There's a pricing pattern spreading through AI-powered travel software that's worth understanding before you sign a contract.
Most platforms that use large language models (Anthropic, OpenAI, and others) to power their AI features have a straightforward commercial choice to make: pass those compute costs through to customers at cost, or bundle them into the platform fee at a markup. The second option is more common. The platform buys tokens wholesale, sells them retail, and takes margin on every AI interaction your team or your travelers generate. Clean model. Logical. Also worth scrutinizing.
The problem with token markup
When AI compute is embedded in your platform fee at a margin, a few things follow.
First, your costs scale with AI usage in a way that's opaque. You're not paying for infrastructure you can see and audit — you're paying a blended rate that includes someone else's margin on top of the underlying cost. As your volume grows, so does the embedded markup, invisibly.
Second, the vendor's commercial incentive is misaligned with yours. A platform making margin on tokens has a reason to maximize AI usage, not to optimize it. Every interaction, necessary or not, contributes to their revenue.

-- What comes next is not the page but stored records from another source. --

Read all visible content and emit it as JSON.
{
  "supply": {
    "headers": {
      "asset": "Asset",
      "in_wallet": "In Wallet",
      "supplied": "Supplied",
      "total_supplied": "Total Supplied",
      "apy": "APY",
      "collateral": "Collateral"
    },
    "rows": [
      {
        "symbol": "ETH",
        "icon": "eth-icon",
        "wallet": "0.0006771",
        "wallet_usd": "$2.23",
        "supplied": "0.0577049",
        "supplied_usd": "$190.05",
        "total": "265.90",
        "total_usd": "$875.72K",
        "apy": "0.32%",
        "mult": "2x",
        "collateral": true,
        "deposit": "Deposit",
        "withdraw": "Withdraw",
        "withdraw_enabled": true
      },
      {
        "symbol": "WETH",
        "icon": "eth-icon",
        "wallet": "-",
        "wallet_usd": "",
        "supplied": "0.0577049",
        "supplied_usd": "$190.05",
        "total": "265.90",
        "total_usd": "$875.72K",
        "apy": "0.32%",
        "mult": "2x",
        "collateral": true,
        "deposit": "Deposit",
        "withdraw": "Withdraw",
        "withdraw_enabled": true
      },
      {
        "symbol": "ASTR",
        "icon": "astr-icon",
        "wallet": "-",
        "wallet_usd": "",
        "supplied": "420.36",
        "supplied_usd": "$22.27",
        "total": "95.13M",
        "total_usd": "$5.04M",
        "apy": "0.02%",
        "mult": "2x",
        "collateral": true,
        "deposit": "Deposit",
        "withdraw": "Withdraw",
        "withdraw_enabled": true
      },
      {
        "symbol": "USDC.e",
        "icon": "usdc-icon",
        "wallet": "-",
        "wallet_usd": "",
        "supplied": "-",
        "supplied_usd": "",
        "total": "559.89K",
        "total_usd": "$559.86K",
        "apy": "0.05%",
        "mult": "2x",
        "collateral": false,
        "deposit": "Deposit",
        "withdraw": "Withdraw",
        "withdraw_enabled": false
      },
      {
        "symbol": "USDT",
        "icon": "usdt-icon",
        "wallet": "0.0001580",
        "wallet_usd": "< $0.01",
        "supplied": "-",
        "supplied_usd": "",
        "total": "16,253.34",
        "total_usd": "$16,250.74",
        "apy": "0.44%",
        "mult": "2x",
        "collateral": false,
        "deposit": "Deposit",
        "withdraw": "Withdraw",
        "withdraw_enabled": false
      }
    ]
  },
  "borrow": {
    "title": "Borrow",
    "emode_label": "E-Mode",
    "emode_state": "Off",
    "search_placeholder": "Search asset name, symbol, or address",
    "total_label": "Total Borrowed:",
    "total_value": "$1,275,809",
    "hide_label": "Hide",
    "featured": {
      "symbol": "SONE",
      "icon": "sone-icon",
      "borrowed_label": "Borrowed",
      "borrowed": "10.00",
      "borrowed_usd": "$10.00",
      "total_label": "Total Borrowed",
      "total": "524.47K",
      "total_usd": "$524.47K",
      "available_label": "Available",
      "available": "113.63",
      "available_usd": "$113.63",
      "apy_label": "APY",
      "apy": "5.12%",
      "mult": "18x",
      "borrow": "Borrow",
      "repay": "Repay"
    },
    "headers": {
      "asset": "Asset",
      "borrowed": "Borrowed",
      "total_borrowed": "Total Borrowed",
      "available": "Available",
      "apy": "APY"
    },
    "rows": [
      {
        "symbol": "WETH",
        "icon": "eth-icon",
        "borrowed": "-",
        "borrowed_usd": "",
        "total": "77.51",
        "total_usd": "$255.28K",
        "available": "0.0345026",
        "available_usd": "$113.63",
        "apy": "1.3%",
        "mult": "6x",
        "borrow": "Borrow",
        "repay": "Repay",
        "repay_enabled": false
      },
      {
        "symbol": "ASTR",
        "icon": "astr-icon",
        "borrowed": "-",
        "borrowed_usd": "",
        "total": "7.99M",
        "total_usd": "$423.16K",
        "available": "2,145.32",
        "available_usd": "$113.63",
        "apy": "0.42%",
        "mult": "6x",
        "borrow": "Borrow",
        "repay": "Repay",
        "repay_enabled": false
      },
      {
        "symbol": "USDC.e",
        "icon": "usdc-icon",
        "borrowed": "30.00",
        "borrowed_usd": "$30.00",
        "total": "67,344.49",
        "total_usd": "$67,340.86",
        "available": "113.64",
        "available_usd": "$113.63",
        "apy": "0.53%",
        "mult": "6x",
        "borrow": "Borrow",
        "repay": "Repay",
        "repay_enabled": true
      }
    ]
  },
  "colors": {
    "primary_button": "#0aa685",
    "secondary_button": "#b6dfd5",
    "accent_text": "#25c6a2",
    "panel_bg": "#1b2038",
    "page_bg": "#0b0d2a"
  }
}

Third, it creates commodity risk. The underlying models are Anthropic's or OpenAI's, not the platform's. A competitor willing to take a thinner margin on the same infrastructure can undercut on price without changing the product. The platform that built its business model on token resale finds itself in a margin war over someone else's technology.
How Acai structures its pricing
Acai passes AI compute costs through to customers at cost, transparently, with no markup. The invoice shows what the infrastructure actually costs to run your workflows. Not a profit center but a utility line.
What Acai charges for is the platform we built: the orchestration layer that connects natively to GDS systems (Sabre, Amadeus, Travelport+), NDC content aggregators, reads live PNR data, checks fare rules in real time, cross-references traveler profiles and corporate travel policies, and takes autonomous action at the moment it's needed. That's the capability that required years to build and can't be replicated by adjusting a token margin.
The test worth running on any AI vendor: if the major LLM providers cut token prices by 50% tomorrow, what happens to your pricing?
If their costs go down automatically, they're in the token resale business. If nothing changes because you're paying for the platform they built, that's a different conversation.
A second question worth asking: could you bring your own AI model and still find the platform worth paying for?
At Acai, the answer is yes. Customers who find better LLM pricing elsewhere can bring their own model. The content connectivity, the reservation parsing, the fare rules engine, the policy logic, the action layer...none of that changes. What they're paying for was never the compute sitting underneath. It was always the system built around it.
Compute is infrastructure. Treat it like one.